Stained Glass Windows
by Jim Olsen (1914-2002), adapted
UU Wausau Church Member 1949-2002
What do I experience… What do I think as I sit and gaze upon the windows above the pulpit?
That depiction of the babe, the mother, the men, the animals attending and witnessing? And what of the three men appearing on the windows above the rear balcony? Can Unitarian Universalists (Christians, humanists, atheists, and religious liberals of every sort) worship in such surroundings?

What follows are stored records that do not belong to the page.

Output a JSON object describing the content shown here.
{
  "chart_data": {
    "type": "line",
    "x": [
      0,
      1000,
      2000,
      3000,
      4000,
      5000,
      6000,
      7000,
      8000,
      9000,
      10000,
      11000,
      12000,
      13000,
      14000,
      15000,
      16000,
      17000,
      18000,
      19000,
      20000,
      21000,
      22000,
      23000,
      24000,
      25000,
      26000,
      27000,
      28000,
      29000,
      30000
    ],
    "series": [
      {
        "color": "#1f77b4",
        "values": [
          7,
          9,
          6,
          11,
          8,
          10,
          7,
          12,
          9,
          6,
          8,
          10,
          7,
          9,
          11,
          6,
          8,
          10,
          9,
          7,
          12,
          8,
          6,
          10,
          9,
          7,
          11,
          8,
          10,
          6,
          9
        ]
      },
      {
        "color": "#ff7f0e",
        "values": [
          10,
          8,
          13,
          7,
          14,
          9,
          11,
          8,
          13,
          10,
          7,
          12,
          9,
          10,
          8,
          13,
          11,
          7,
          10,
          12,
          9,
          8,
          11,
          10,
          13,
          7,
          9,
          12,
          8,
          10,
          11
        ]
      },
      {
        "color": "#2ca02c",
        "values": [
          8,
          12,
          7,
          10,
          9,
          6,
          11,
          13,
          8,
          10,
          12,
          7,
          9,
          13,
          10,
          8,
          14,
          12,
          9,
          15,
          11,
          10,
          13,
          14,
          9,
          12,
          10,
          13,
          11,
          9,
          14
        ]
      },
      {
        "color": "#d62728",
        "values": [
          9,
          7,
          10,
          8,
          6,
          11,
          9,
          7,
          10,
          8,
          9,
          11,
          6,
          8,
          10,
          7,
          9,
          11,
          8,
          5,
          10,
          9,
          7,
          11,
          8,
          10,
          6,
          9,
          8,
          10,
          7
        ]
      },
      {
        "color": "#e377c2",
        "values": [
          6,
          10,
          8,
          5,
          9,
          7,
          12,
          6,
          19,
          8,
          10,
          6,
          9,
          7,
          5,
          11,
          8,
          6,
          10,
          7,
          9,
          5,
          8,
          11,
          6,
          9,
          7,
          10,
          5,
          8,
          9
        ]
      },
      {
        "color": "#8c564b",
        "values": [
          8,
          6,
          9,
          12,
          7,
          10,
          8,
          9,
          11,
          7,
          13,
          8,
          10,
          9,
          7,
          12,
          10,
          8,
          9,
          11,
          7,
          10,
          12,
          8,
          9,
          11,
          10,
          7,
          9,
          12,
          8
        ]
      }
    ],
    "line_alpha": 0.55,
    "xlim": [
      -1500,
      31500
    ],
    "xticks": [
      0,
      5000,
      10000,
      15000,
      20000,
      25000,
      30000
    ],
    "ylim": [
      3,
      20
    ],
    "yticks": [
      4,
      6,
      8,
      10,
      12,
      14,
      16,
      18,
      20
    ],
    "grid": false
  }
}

One must have a passing acquaintance with the Bible story, whether taken as fact or as a figment of the imagination of sages long ago, to find a reason for those windows. A child was certainly born on a day long ago, just as babes are coming into the world today and will be born tomorrow. In his or her mother’s arms, with family and friends surrounding, the babe ought to be welcomed into a caring place called home or church. We of this congregation, as a protective and concerned community, hold each child, our own or that of others, in a warm and tender embrace.
And those three men who dominate the rear window — regal, imperious, imposing… diverse ethnic characters: white, black, brown… what might be their thoughts as they gaze from afar across the sanctuary to that scene in the front?

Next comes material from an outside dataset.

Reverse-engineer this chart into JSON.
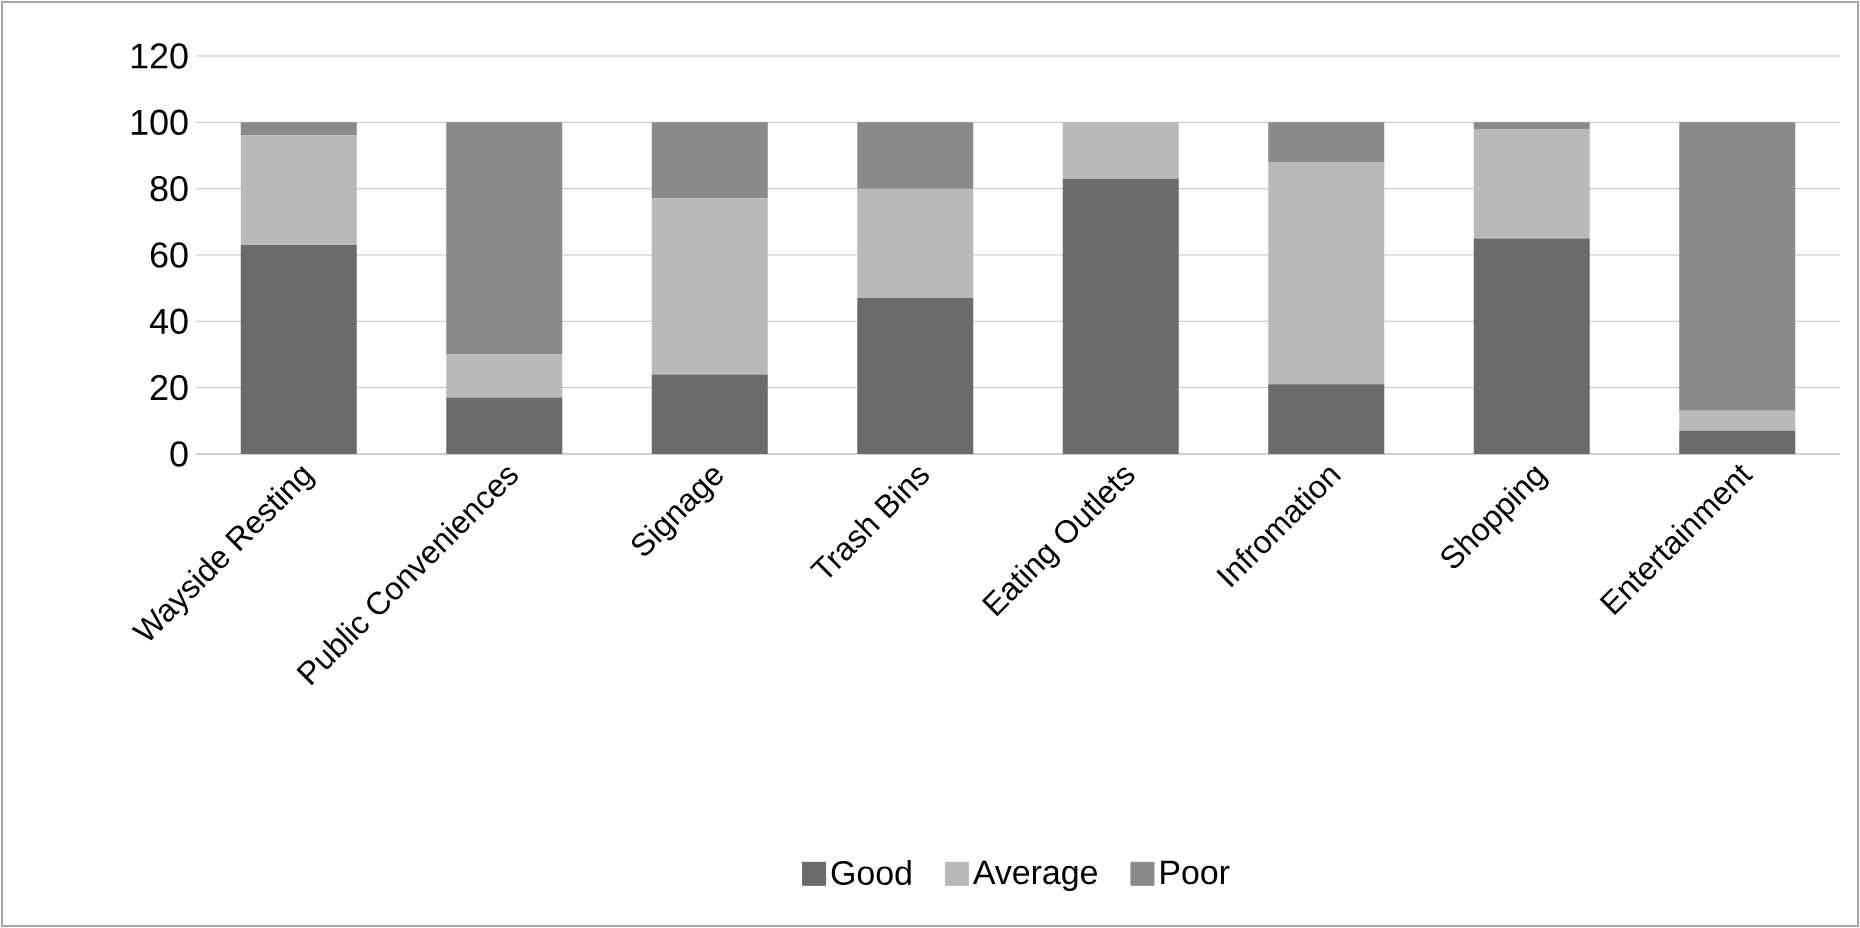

They seem to express that curiosity that elders hold for every newborn whose future they watch in wonderment and hope. One sect cannot claim the images on these windows but are timeless in symbolizing the depth of the human experience.
And as those three kings might march down these aisles toward the window in the north, they would pass between rows of windows honoring early members of this church, but more symbolically, perhaps, representing a community of believers who would watch in awe and gladness the spectacle of the exemplars of power, bowing in reverence at the sight of a new life coming into the world.